His final public appearance for an environmental cause may have been in October, when he joined United States Senator Chris Murphy at Lighthouse Point Park in New Haven to back the senator’s call for a federal ban on plastic microbeads.
“It’s one of those issues that I might not care about if it wasn’t for him,” Murphy said. Murphy said Backer was obviously ill, but he still came.
“Despite being so ill, he was there, shivering, standing with me on a beach on Long Island Sound, making one final pitch to preserve the waters that defined his life and career,” Murphy said. “And though I’m so sad he’s gone, I’m glad that’s the last time I saw him – standing on the shores of Long Island Sound, urging us all on to preserve his legacy. To his very last breath, the Soundkeeper.”
The state Department of Energy and Environmental Protection credited Backer with helping to establish no-discharge zones where boats were barred from dumping sewage. With a state grant, Soundkeeper offers to this day, free pump-out service from May to October for recreational boaters.
Soundkeeper sued to force improvements in sewage treatment in Bridgeport, Greenwich, Norwalk and Stratford.
Backer died during his 12th term as State Representative on December 14, 2015, in Bridgeport from complications related to the treatment of brain cancer
At Tuesday’s dedication State Representative Joe Gresko, was master of ceremonies. Rep. Gresko was elected to serve the 121st Connecticut General Assembly District of the Connecticut House of Representatives following Backer’s passing.

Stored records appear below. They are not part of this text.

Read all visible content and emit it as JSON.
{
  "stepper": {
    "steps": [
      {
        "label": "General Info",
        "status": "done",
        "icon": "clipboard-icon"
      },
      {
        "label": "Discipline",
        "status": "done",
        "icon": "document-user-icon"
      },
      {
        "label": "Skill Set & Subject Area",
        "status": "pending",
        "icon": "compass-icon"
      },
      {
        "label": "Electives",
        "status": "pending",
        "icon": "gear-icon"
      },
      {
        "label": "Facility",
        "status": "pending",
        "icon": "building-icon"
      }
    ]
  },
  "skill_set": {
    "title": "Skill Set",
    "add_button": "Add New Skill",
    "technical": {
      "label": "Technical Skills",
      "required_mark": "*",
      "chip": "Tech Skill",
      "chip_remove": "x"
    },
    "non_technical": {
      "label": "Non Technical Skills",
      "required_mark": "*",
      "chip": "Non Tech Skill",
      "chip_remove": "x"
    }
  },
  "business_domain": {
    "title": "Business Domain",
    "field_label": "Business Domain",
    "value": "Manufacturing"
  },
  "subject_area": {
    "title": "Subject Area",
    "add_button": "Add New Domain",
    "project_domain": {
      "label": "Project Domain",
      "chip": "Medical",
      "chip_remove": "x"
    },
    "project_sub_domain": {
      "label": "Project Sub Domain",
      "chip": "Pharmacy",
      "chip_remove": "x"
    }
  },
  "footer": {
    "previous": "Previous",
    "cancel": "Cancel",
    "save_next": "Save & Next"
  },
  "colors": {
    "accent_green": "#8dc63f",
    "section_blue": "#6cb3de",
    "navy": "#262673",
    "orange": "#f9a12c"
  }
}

Several members of Terry Backer’s family were also in attendance.
Dignitaries in attendance included: United State Senator Richard Blumenthal, State Representative Phil Young, Fifth District Councilman Greg Cann, Bill Lucey, Long Island Soundkeeper, James Albis, DEEP Senior Advisor to the Commissioner at Connecticut Department of Energy and Environmental Protection, Marc Yaggi, Executive Director of Waterkeeper Alliance, Vinny Chase, and John Harkins.